Earlier this month I was lucky enough to hear Jane M. Jacobs talk about her research into the Un-making of Red Road, a famous Glasgow high rise estate that is currently undergoing phased demolition and regeneration. As part of her presentation Jacobs showed this powerful film showing the demolition of the largest and most iconic of the Red Road tower blocks.


 The story of the Red Road Flats is a familiar one:
  • the estate was designed in the late 1960’s by an architect working for the City who embraced modern design practice and construction techniques and was heralded as the solution to Glasgow’s housing problems
  • it was celebrated by early residents who enjoyed a higher standard of living than they had experienced in Glasgow's over-crowded, inner-city tenements
  • it suffered from decline due to recession, a lack of investment, and stigma during the 1970s and 80s and became ‘last resort’ housing for vulnerable groups, including asylum seekers, in the 1990s
  • the use of asbestos throughout the high rise blocks made safe adaptation and refurbishment difficult.

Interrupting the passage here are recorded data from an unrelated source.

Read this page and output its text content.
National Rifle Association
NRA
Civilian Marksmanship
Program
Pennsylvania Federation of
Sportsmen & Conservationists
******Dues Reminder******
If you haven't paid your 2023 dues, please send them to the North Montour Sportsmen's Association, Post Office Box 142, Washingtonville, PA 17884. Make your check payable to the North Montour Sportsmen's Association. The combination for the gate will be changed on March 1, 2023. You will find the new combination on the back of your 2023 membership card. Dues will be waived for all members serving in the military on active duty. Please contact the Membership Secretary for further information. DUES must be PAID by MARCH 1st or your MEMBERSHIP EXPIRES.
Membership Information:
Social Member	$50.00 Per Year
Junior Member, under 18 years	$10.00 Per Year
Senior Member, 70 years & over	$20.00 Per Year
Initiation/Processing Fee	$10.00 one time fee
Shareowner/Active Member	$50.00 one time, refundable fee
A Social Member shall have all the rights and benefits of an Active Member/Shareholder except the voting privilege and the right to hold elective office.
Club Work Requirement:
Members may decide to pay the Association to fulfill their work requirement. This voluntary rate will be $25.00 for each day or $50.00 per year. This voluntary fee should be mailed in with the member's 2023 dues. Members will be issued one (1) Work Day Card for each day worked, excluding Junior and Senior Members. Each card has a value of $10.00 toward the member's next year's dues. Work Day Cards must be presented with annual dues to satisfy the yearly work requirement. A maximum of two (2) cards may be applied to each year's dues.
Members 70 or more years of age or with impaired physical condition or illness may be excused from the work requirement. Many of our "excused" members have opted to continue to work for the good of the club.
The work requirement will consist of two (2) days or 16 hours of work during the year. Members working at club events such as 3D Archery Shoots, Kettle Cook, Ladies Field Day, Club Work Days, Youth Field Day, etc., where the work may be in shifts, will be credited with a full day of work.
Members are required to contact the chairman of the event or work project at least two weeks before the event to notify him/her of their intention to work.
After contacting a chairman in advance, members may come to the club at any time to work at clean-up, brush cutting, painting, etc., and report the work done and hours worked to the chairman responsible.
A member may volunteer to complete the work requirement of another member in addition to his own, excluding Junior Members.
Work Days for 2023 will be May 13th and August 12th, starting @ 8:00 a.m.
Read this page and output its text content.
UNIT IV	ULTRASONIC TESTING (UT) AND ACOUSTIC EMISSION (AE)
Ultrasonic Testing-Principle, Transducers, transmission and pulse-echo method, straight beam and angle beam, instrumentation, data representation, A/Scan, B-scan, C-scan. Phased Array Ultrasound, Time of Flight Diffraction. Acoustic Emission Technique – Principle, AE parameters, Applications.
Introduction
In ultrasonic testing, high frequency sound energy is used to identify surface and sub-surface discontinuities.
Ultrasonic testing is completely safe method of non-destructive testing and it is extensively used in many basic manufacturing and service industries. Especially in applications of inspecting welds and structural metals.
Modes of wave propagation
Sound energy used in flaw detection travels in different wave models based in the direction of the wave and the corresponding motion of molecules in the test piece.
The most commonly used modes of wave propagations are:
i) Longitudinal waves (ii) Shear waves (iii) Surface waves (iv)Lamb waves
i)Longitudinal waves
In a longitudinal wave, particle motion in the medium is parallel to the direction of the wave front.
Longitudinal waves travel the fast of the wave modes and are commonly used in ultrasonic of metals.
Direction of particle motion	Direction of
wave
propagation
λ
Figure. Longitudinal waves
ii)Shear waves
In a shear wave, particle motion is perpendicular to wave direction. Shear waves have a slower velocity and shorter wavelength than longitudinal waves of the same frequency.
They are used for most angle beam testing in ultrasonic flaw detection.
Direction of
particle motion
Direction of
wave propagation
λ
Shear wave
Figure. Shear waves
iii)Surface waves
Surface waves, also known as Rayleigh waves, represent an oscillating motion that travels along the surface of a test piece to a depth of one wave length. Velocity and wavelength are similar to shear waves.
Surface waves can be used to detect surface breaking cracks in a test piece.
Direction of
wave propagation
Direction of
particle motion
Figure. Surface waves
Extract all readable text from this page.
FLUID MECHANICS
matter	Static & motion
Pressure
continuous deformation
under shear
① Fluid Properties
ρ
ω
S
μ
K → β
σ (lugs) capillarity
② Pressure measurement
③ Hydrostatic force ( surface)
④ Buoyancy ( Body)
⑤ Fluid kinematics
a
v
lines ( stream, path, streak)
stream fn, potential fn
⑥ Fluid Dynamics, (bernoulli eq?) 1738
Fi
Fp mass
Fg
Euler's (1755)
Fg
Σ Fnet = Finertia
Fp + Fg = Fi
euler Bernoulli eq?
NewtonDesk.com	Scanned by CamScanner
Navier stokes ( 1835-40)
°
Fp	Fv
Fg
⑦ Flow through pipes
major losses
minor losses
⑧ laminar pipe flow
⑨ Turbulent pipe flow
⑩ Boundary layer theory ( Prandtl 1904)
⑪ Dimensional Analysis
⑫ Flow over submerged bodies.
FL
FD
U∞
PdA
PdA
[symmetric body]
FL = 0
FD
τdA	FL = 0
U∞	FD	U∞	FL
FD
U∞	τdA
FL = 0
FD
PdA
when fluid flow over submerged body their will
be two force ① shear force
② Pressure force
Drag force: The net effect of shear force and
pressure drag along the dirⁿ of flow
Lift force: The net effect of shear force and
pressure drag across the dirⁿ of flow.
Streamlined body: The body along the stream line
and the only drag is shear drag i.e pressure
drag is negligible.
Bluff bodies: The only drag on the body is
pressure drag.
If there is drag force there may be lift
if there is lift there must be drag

[Red Road during construction via skyscrapercity]
Despite these issues demolition was not an inevitable outcome for Red Road. Rather as Jacobs, Cairns and Strebel argue, ‘the fact of Red Road as a housing failure’ was produced by the official discourse which emphasised the presence of asbestos in the building fabric and ‘short-circuited’ any attempt by residents or campaign groups to ‘complicate … the story of Red Road.’ At first glance this justification does seem like a sensible and irrefutable one. However the presence of asbestos in a high rise block does not always lead to demolition. For example, in my own estate, Golden Lane, the presence of asbestos in the building fabric does not guarantee its demolition. In the estate plan it is Golden Lane’s architectural heritage, listed status and importance as ‘an example of post-war residential architecture’ that is emphasised. Warts and all Golden Lane is treated very differently to Red Road; it is protected, repaired and restored.

For me, the divergent paths of these two estates, with similar historic routes, questions the often told story of inevitable modernist high rise decline and eventual destruction. Stories told about Red Road and other estates show that modernist housing does not follow one linear path, but multiple, complex and contested ones.